Grateful to be literate August 11, 2008 This lovely book makes me grateful I can read. Each beautifully written story works as a set piece, but what impressed me so deeply about the collection is how each new story builds on the previous one, until the accumulated power nearly takes you off your feet. What an accomplishment. Olive is blunt in appearance and character; she is unlovely and often mean; and yet we cannot help but want to understand her, owing to the shimmering force of Elizabeth Strout's empathy. --Monica Wood
Luminous, lovely, one of my favorites ever August 6, 2008 One of my favorite books of all time, one I was sorry to get to the end of. This is a collection of short stories which adds up to a kind of novel, since Olive Kitteredge shows up in all of them and is the main character in several. Strout's writing is luminous and gorgeous; her dialogue sounds real, her descriptions of the landscape build the mood appropriately--understated, in language that is original and vivid. The mood is often painfully melancholy, but not always:
"She leaned forward, peering out the window: sweet pale clouds, the sky as blue as your hat, the new green of the fields, the broad expanse of water--seen from up here it all appeared wondrous, amazing. She remembered what hope was, and this was it. That inner churning that moves you forward, plows you through life she way the boats below plowed the shiny water, the way the plane was plowing forward to a place new, and where she was needed."

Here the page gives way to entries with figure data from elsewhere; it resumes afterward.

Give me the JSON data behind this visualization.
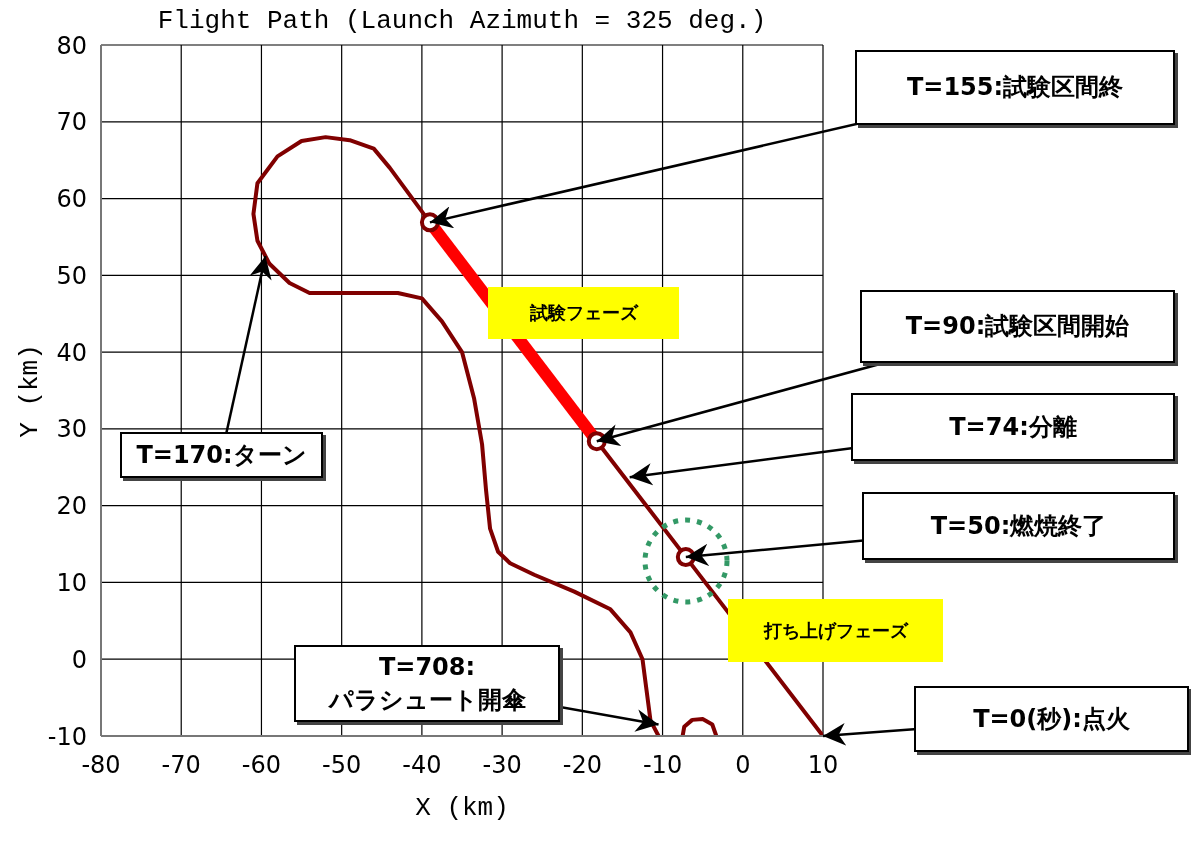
{
  "chart_data": {
    "type": "line",
    "title": "Flight Path (Launch Azimuth = 325 deg.)",
    "xlabel": "X (km)",
    "ylabel": "Y (km)",
    "xlim": [
      -80,
      10
    ],
    "xticks": [
      -80,
      -70,
      -60,
      -50,
      -40,
      -30,
      -20,
      -10,
      0,
      10
    ],
    "ylim": [
      -10,
      80
    ],
    "yticks": [
      -10,
      0,
      10,
      20,
      30,
      40,
      50,
      60,
      70,
      80
    ],
    "grid": true,
    "series": [
      {
        "type": "line",
        "color": "#800000",
        "line_style": "solid",
        "x": [
          10,
          -7.1,
          -18.2,
          -39,
          -44,
          -46,
          -49,
          -52,
          -55,
          -58,
          -60.5,
          -61,
          -60.5,
          -59,
          -56.5,
          -54,
          -43,
          -40,
          -37.5,
          -35,
          -33.5,
          -32.5,
          -32,
          -31.5,
          -30.5,
          -29,
          -26,
          -21,
          -16.5,
          -14,
          -12.5,
          -12,
          -11.5,
          -10.5,
          null,
          -7.5,
          -7.3,
          -6.3,
          -5,
          -3.8,
          -3.3
        ],
        "values": [
          -10,
          13.3,
          28.4,
          56.9,
          64,
          66.5,
          67.6,
          68,
          67.5,
          65.5,
          62,
          58,
          54.5,
          51.5,
          49,
          47.7,
          47.7,
          47,
          44,
          40,
          34,
          28,
          22,
          17,
          14,
          12.5,
          11,
          8.8,
          6.5,
          3.5,
          0,
          -4,
          -8,
          -10,
          null,
          -10,
          -8.8,
          -7.9,
          -7.8,
          -8.5,
          -10
        ]
      },
      {
        "type": "line",
        "color": "#ff0000",
        "line_style": "solid",
        "x": [
          -18.2,
          -39
        ],
        "values": [
          28.4,
          56.9
        ]
      },
      {
        "type": "scatter",
        "color": "#800000",
        "marker": "circle",
        "x": [
          -39,
          -18.2,
          -7.1
        ],
        "values": [
          56.9,
          28.4,
          13.3
        ]
      }
    ],
    "annotations": [
      {
        "text": "T=155:試験区間終",
        "x": -39,
        "y": 56.9
      },
      {
        "text": "T=90:試験区間開始",
        "x": -18.2,
        "y": 28.4
      },
      {
        "text": "T=74:分離",
        "x": -14.1,
        "y": 23.7
      },
      {
        "text": "T=50:燃焼終了",
        "x": -7.1,
        "y": 13.3
      },
      {
        "text": "T=0(秒):点火",
        "x": 10,
        "y": -10
      },
      {
        "text": "T=708:\nパラシュート開傘",
        "x": -10.5,
        "y": -8.5
      },
      {
        "text": "T=170:ターン",
        "x": -59.5,
        "y": 52.5
      },
      "試験フェーズ",
      "打ち上げフェーズ"
    ]
  }
}
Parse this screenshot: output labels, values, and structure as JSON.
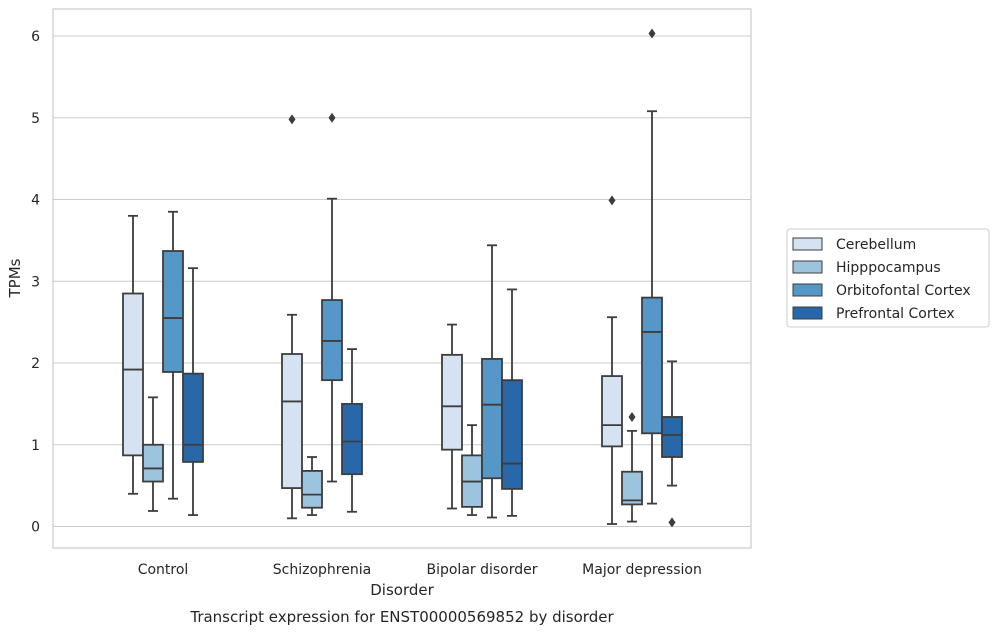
{
  "chart_data": {
    "type": "box",
    "title": "",
    "caption": "Transcript expression for ENST00000569852 by disorder",
    "xlabel": "Disorder",
    "ylabel": "TPMs",
    "ylim": [
      -0.25,
      6.33
    ],
    "yticks": [
      0,
      1,
      2,
      3,
      4,
      5,
      6
    ],
    "grid": "horizontal",
    "legend_position": "right",
    "categories": [
      "Control",
      "Schizophrenia",
      "Bipolar disorder",
      "Major depression"
    ],
    "series": [
      {
        "name": "Cerebellum",
        "color": "#d4e2f1",
        "boxes": [
          {
            "whisker_low": 0.4,
            "q1": 0.87,
            "median": 1.92,
            "q3": 2.85,
            "whisker_high": 3.8,
            "outliers": []
          },
          {
            "whisker_low": 0.1,
            "q1": 0.47,
            "median": 1.53,
            "q3": 2.11,
            "whisker_high": 2.59,
            "outliers": [
              4.98
            ]
          },
          {
            "whisker_low": 0.22,
            "q1": 0.94,
            "median": 1.47,
            "q3": 2.1,
            "whisker_high": 2.47,
            "outliers": []
          },
          {
            "whisker_low": 0.03,
            "q1": 0.98,
            "median": 1.24,
            "q3": 1.84,
            "whisker_high": 2.56,
            "outliers": [
              3.99
            ]
          }
        ]
      },
      {
        "name": "Hipppocampus",
        "color": "#9dc4de",
        "boxes": [
          {
            "whisker_low": 0.19,
            "q1": 0.55,
            "median": 0.71,
            "q3": 1.0,
            "whisker_high": 1.58,
            "outliers": []
          },
          {
            "whisker_low": 0.14,
            "q1": 0.23,
            "median": 0.39,
            "q3": 0.68,
            "whisker_high": 0.85,
            "outliers": []
          },
          {
            "whisker_low": 0.14,
            "q1": 0.24,
            "median": 0.55,
            "q3": 0.87,
            "whisker_high": 1.24,
            "outliers": []
          },
          {
            "whisker_low": 0.06,
            "q1": 0.27,
            "median": 0.32,
            "q3": 0.67,
            "whisker_high": 1.17,
            "outliers": [
              1.34
            ]
          }
        ]
      },
      {
        "name": "Orbitofontal Cortex",
        "color": "#5597c7",
        "boxes": [
          {
            "whisker_low": 0.34,
            "q1": 1.89,
            "median": 2.55,
            "q3": 3.37,
            "whisker_high": 3.85,
            "outliers": []
          },
          {
            "whisker_low": 0.55,
            "q1": 1.79,
            "median": 2.27,
            "q3": 2.77,
            "whisker_high": 4.01,
            "outliers": [
              5.0
            ]
          },
          {
            "whisker_low": 0.11,
            "q1": 0.59,
            "median": 1.49,
            "q3": 2.05,
            "whisker_high": 3.44,
            "outliers": []
          },
          {
            "whisker_low": 0.28,
            "q1": 1.14,
            "median": 2.38,
            "q3": 2.8,
            "whisker_high": 5.08,
            "outliers": [
              6.03
            ]
          }
        ]
      },
      {
        "name": "Prefrontal Cortex",
        "color": "#2867a8",
        "boxes": [
          {
            "whisker_low": 0.14,
            "q1": 0.79,
            "median": 1.0,
            "q3": 1.87,
            "whisker_high": 3.16,
            "outliers": []
          },
          {
            "whisker_low": 0.18,
            "q1": 0.64,
            "median": 1.04,
            "q3": 1.5,
            "whisker_high": 2.17,
            "outliers": []
          },
          {
            "whisker_low": 0.13,
            "q1": 0.46,
            "median": 0.77,
            "q3": 1.79,
            "whisker_high": 2.9,
            "outliers": []
          },
          {
            "whisker_low": 0.5,
            "q1": 0.85,
            "median": 1.12,
            "q3": 1.34,
            "whisker_high": 2.02,
            "outliers": [
              0.05
            ]
          }
        ]
      }
    ]
  }
}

Strout portrays characters who sound like people you know. It's been said in the reviews: Olive sounds like a monster in the beginning, but by the book's end, you've gotten close to her soul and you can't get enough of her. She's a prickly woman: no-nonsense would be an understatement. In her heart is a mixture of love and great bitterness; overall, she's a stoic, disliked by many in her small northeastern town, and the feeling is mutual. But some of her acquaintances do know her well enough to appreciate and value her, and her husband--the devoted, also stoic, Henry--indeed loves her even though she most often behaves harshly toward him, annoyed by his unflappable sweet nature. She has her reasons for the sharp edges. The story would seem to be irredeemably sad, but keep reading. Strout's other book, Abide With Me, was about pain and redemption, and that theme is repeated here, only much more readably.

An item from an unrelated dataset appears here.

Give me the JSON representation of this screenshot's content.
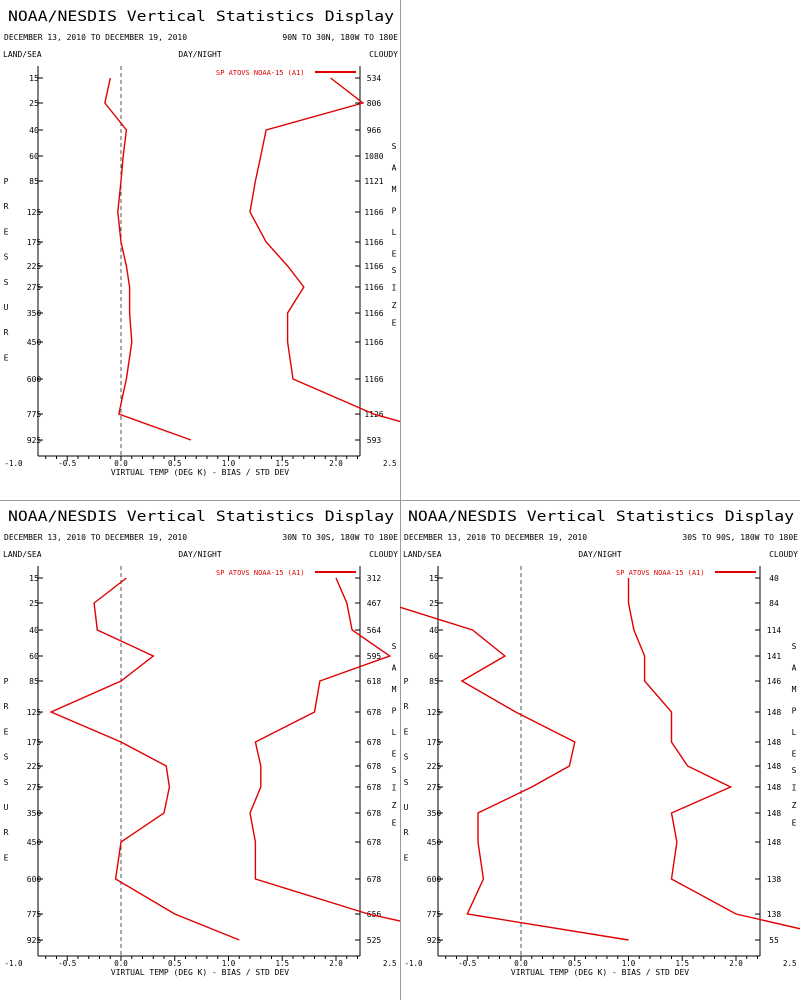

It's Ok August 2, 2008 1 out of 1 found this review helpful
I found this book has some very beliveable truisms- a type of insight into the human condition that I appreciate. I looked forward to picking it up and reading it. That said, it is another book that is really multiple intertwined stories and some of the side stories were a touch dry and dull. I also felt the book was a little depressing. If you are in the mood for a more melancholy read this is a fine pick. Like I said, I liked it, but I didnt close the book and say- wow! that was great! Its probably a 3.5 star rating. Good perspective, just sad, and the the side stories are occasionally distracting.
COPING July 30, 2008 0 out of 1 found this review helpful
Elizabeth Strout has created a wonderful character in Olive. She is acerbic, a royal pain to herself and others, and often just terribly wrong. But she is also touchingly vulnerable. I've used the last story in the collection with a short story group of (mostly) older people. They were moved.

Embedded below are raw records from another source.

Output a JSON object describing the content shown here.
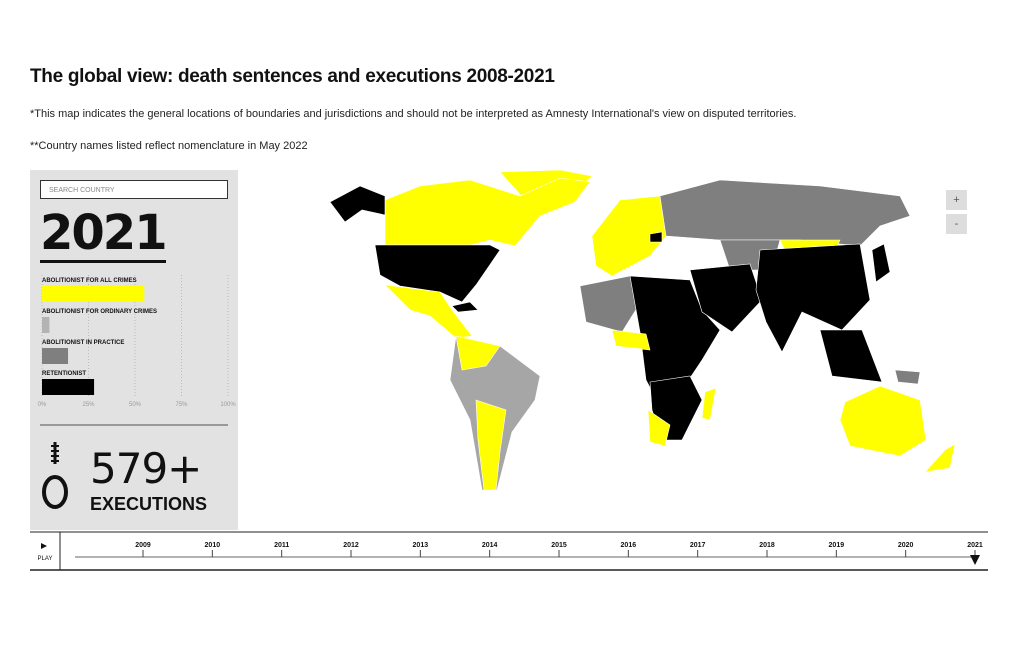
{
  "header": {
    "title": "The global view: death sentences and executions 2008-2021",
    "notes": [
      "*This map indicates the general locations of boundaries and jurisdictions and should not be interpreted as Amnesty International's view on disputed territories.",
      "**Country names listed reflect nomenclature in May 2022"
    ]
  },
  "map": {
    "zoom_in": "+",
    "zoom_out": "-"
  },
  "panel": {
    "search_placeholder": "SEARCH COUNTRY",
    "year": "2021",
    "chart": {
      "categories": [
        "ABOLITIONIST FOR ALL CRIMES",
        "ABOLITIONIST FOR ORDINARY CRIMES",
        "ABOLITIONIST IN PRACTICE",
        "RETENTIONIST"
      ],
      "values": [
        55,
        4,
        14,
        28
      ],
      "colors": [
        "#ffff00",
        "#b3b3b3",
        "#7f7f7f",
        "#000000"
      ],
      "xlim": [
        0,
        100
      ],
      "xticks": [
        {
          "value": 0,
          "label": "0%"
        },
        {
          "value": 25,
          "label": "25%"
        },
        {
          "value": 50,
          "label": "50%"
        },
        {
          "value": 75,
          "label": "75%"
        },
        {
          "value": 100,
          "label": "100%"
        }
      ]
    },
    "executions": "579+",
    "executions_label": "EXECUTIONS"
  },
  "timeline": {
    "play": "PLAY",
    "years": [
      2009,
      2010,
      2011,
      2012,
      2013,
      2014,
      2015,
      2016,
      2017,
      2018,
      2019,
      2020,
      2021
    ]
  }
}
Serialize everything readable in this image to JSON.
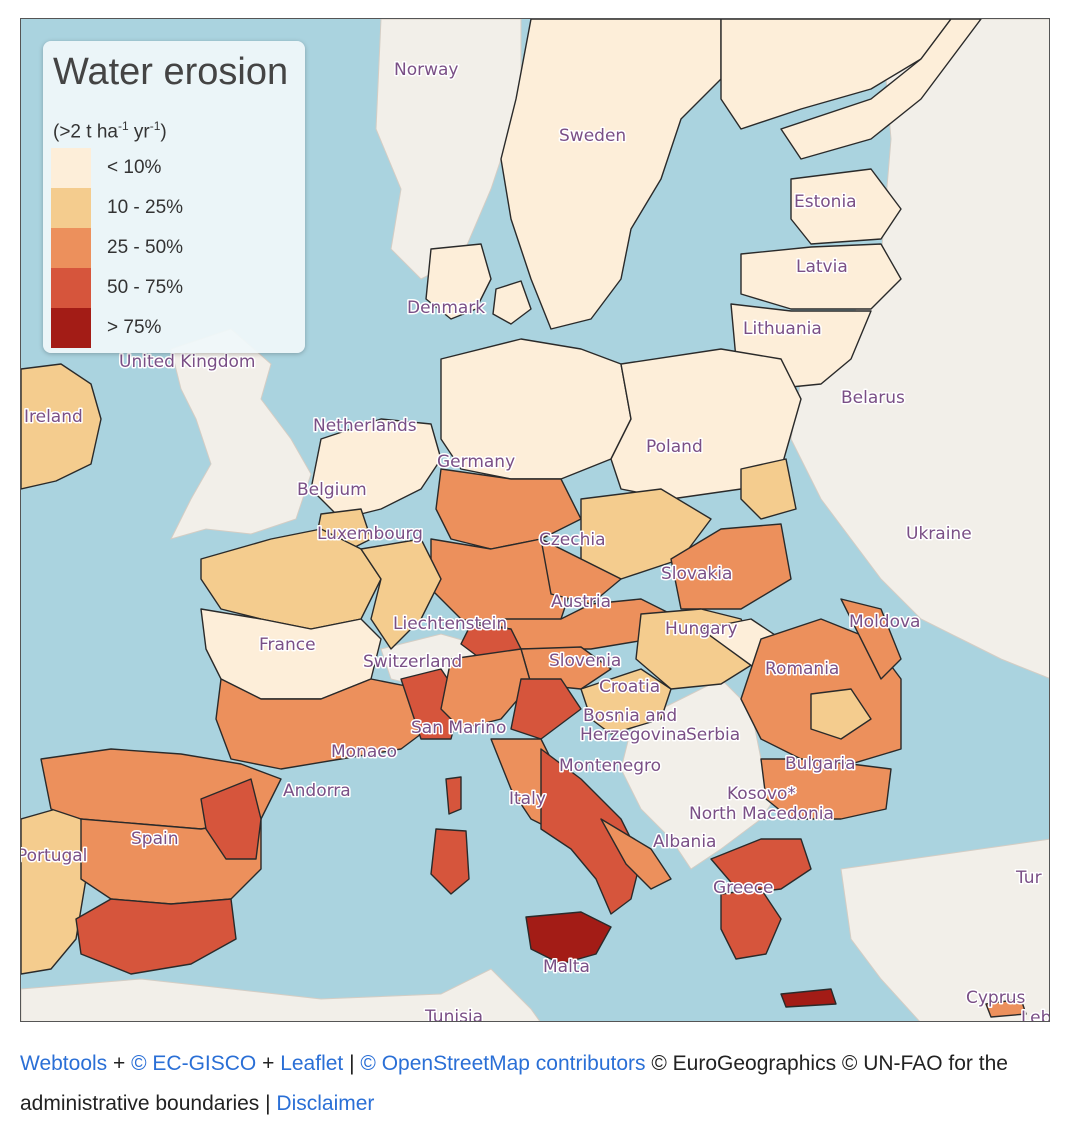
{
  "legend": {
    "title": "Water erosion",
    "unit": {
      "base": "(>2 t ha",
      "exp1": "-1",
      "mid": " yr",
      "exp2": "-1",
      "end": ")"
    },
    "classes": [
      {
        "label": "< 10%",
        "color": "#fdeed9"
      },
      {
        "label": "10 - 25%",
        "color": "#f4cc8e"
      },
      {
        "label": "25 - 50%",
        "color": "#ec905c"
      },
      {
        "label": "50 - 75%",
        "color": "#d6553c"
      },
      {
        "label": "> 75%",
        "color": "#a31c16"
      }
    ]
  },
  "map": {
    "sea_color": "#aad3df",
    "land_color": "#f2efe9",
    "labels": {
      "norway": "Norway",
      "sweden": "Sweden",
      "estonia": "Estonia",
      "latvia": "Latvia",
      "lithuania": "Lithuania",
      "denmark": "Denmark",
      "united_kingdom": "United Kingdom",
      "ireland": "Ireland",
      "belarus": "Belarus",
      "netherlands": "Netherlands",
      "poland": "Poland",
      "germany": "Germany",
      "belgium": "Belgium",
      "luxembourg": "Luxembourg",
      "czechia": "Czechia",
      "ukraine": "Ukraine",
      "slovakia": "Slovakia",
      "austria": "Austria",
      "moldova": "Moldova",
      "liechtenstein": "Liechtenstein",
      "hungary": "Hungary",
      "france": "France",
      "switzerland": "Switzerland",
      "slovenia": "Slovenia",
      "romania": "Romania",
      "croatia": "Croatia",
      "san_marino": "San Marino",
      "bosnia1": "Bosnia and",
      "bosnia2": "Herzegovina",
      "serbia": "Serbia",
      "monaco": "Monaco",
      "montenegro": "Montenegro",
      "bulgaria": "Bulgaria",
      "andorra": "Andorra",
      "kosovo": "Kosovo*",
      "italy": "Italy",
      "north_macedonia": "North Macedonia",
      "spain": "Spain",
      "portugal": "Portugal",
      "albania": "Albania",
      "greece": "Greece",
      "turkey": "Tur",
      "malta": "Malta",
      "tunisia": "Tunisia",
      "cyprus": "Cyprus",
      "lebanon": "Leb"
    }
  },
  "attribution": {
    "webtools": "Webtools",
    "plus1": " + ",
    "ecgisco": "© EC-GISCO",
    "plus2": " + ",
    "leaflet": "Leaflet",
    "sep1": " | ",
    "osm": "© OpenStreetMap contributors",
    "text": " © EuroGeographics © UN-FAO for the administrative boundaries",
    "sep2": " | ",
    "disclaimer": "Disclaimer"
  }
}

Olive Kitteridge July 30, 2008 I have little patience with short stories, but I found Olive Kitteridge profoundly moving. Elizabeth Strout provides glimpses of Olive through the eyes of her neighbors and townspeople and as the protagonist of several stories. I grew to love Olive and wept and laughed with her as her adventures mirrored so much of my own life. Strout subtly, gently, and easily finds the reader's inner soul and flaws as Olive and others wend their ways through seemingly mundane yet complicated day-to-day routines.